Jharkhand Elections: Saryu Roy’s rebellion has BJP in trouble

Senior Jharkhand BJP leader Saryu Roy will contest against incumbent Chief Minister Raghubar Das in the ensuing Jharkhand assembly polls. This decision of Roy to oppose Das has not come a surprise. The differences had reached to such a level that they were not even on the talking terms. In fact, Das had requested the central leadership not to re-nominate Roy.

Both Das and Roy were having an edgy relation for a pretty long time, but put up with each other for the sake of the party. Roy’s move comes in the wake of his name not finding a place in the first four lists of 72 candidates released by the BJP for the 81-member assembly in Jharkhand, which is going to polls in five phases between November 30 and December 20.

Roy is the incumbent MLA from the Jamshedpur (West) seat, which he had won in the 2014 polls. Das holds the Jamshedpur (East) seat. The candidate of the Jharkhand Mukti Morcha-Congress-RJD opposition alliance for Jharkhand (East) is Congress spokesperson Gourav Vallabh, who shot to fame with a viral TV clip with BJP’s Sambit Patra.

Roy said, “I am going to fight from Jamshedpur (East) seat to take on the man whom the party has made the face of this election. My supporters also requested me not to leave my sitting Jamshedpur (West) seat at the mercy of corrupt crooks and looters, hence I will file nomination from both Jamshedpur seats.”

Before making a formal decision, Roy had consulted his party-men from seven mandals. What has been encouraging and morale booster for him is the complete support to his candidature by these mandal cadres, who are usually hard core cadres of the party. Roy has the reputation of being a honest person and a crusader against corruption.  He was a petitioner to the PIL in Fodder Scam. He also fought against Jharkhand former chief minister Madhu Koda and was instrumental in sending him jail.

Roy was critical of his own government over several issues. He has been opposing some of the decisions taken by his party government alleging irregularities off and on, often putting him in confrontation with the senior leadership. Roy has filed a petition against the state’s mining department, state advocate general, Moharda water project and questioned the drainage and sewerage project by Singapore-based Meinhardt (Singapore) Pte Ltd in the state capital of Ranchi.

He says; “The problem is when I raise corruption issues, some people have a problem and brand it as anti-party activity. Only 5% corruption issues raised by me have come out in the public, now I will expose the remaining 95%”. In his new crusade against BJP government, Roy will enjoy the support of Nitish Kumar. Kumar, a college mate of Saryu Roy, has not only openly supported him but might also seek votes for him.

Bihar senior minister Rajiv Ranjan, a close friend of Nitish said, “If Saryu Roy requests Nitish Kumar then we all will request Nitish-ji to go and campaign…we all will campaign if Saryu Roy requires our presence”. Undeniably, it will create ripples at the national level, marking an instance where Kumar, a BJP ally, has taken a stance against BJP interest.

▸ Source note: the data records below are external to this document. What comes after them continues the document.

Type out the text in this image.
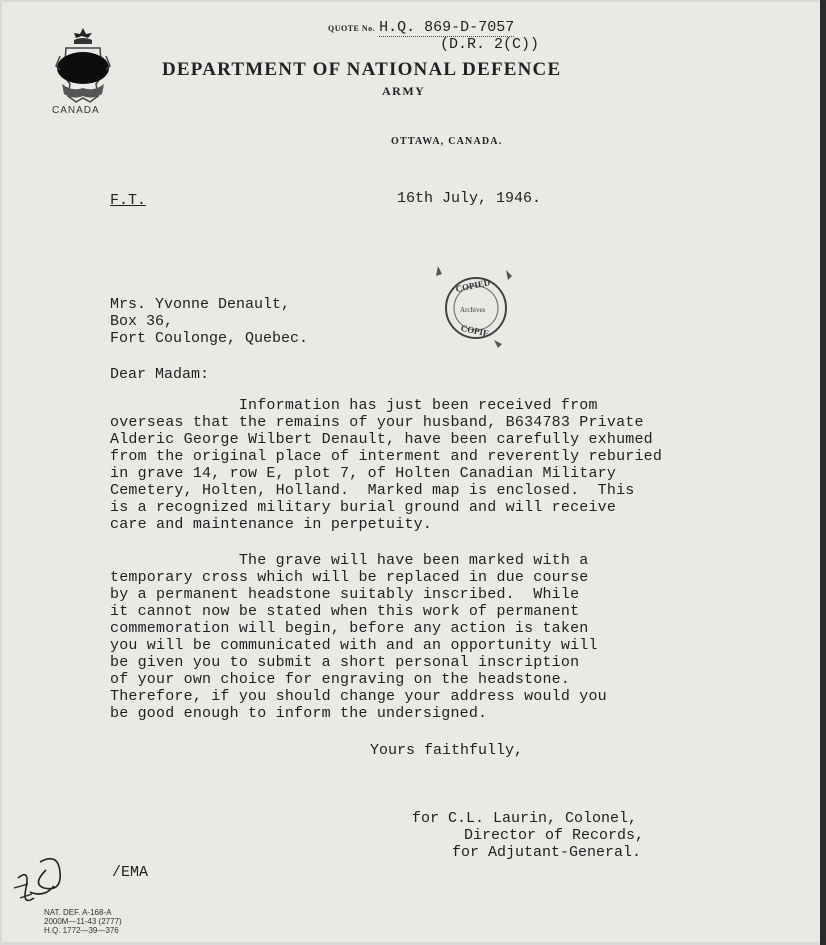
CANADA
QUOTE No. H.Q. 869-D-7057
(D.R. 2(C))
DEPARTMENT OF NATIONAL DEFENCE
ARMY
OTTAWA, CANADA.
F.T.	16th July, 1946.
COPIED
Archives
COPIE
Mrs. Yvonne Denault,
Box 36,
Fort Coulonge, Quebec.
Dear Madam:
Information has just been received from
overseas that the remains of your husband, B634783 Private
Alderic George Wilbert Denault, have been carefully exhumed
from the original place of interment and reverently reburied
in grave 14, row E, plot 7, of Holten Canadian Military
Cemetery, Holten, Holland.  Marked map is enclosed.  This
is a recognized military burial ground and will receive
care and maintenance in perpetuity.
The grave will have been marked with a
temporary cross which will be replaced in due course
by a permanent headstone suitably inscribed.  While
it cannot now be stated when this work of permanent
commemoration will begin, before any action is taken
you will be communicated with and an opportunity will
be given you to submit a short personal inscription
of your own choice for engraving on the headstone.
Therefore, if you should change your address would you
be good enough to inform the undersigned.
Yours faithfully,
for C.L. Laurin, Colonel,
Director of Records,
for Adjutant-General.
/EMA
NAT. DEF. A-168-A
2000M—11-43 (2777)
H.Q. 1772—39—376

Criticism of the BJP is also implicit in Kumar’s support to Roy. While the BJP has been contesting elections since the 2014 national election on an anti-corruption theme, the leadership has denied ticket to the state’s best-known anti-corruption crusader.

The man behind exposing fodder and bitumen scam in undivided Bihar, Roy had questioned his own government’s decision to renew the leases of 105 mines in January 2017. He had walked out of the meeting, sarcastically saying that if the CBI ever probes the move, he does not want to go jail. He also exposed Jharkhand’s mining scam, in which mines were leased illegally in exchange of bribes during the two-year tenure of Madhu Koda from 2006 to 2008. Roy has been critical of his government on many issues. He has openly questioned moves of the government on many occasions, which has put Raghubar Das in embarrassing situations.

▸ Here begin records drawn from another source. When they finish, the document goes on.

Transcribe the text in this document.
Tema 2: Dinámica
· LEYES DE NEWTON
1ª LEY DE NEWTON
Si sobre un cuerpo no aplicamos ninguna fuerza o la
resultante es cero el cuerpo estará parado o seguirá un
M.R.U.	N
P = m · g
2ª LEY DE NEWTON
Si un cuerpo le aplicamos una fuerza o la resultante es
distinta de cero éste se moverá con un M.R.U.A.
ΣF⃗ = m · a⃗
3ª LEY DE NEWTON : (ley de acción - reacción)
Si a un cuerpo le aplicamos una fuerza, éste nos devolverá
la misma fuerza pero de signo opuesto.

Ally trouble seems to haunt the BJP like never before. After a bitter divorce with Shiv Sena in Maharashtra, the BJP has been snubbed by allies Lok Janshakti Party (LJP) and All Jharkhand Students Union (AJSU) who have decided to go alone in the upcoming assembly elections.

In the 2014 Jharkhand assembly election, BJP won 37 seats in the 81-member assembly. AJSU, with five seats, helped BJP cross the majority mark. But now that both parties are fielding their own candidates, can BJP achieve its goal of “Abki baar 65 paar”?

Political analysts say that in a state like Jharkhand, where ethnicity matters more than Ram temple or triple talaq, the BJP-AJSU split may also divide non-tribal votes in the Chhota Nagpur region.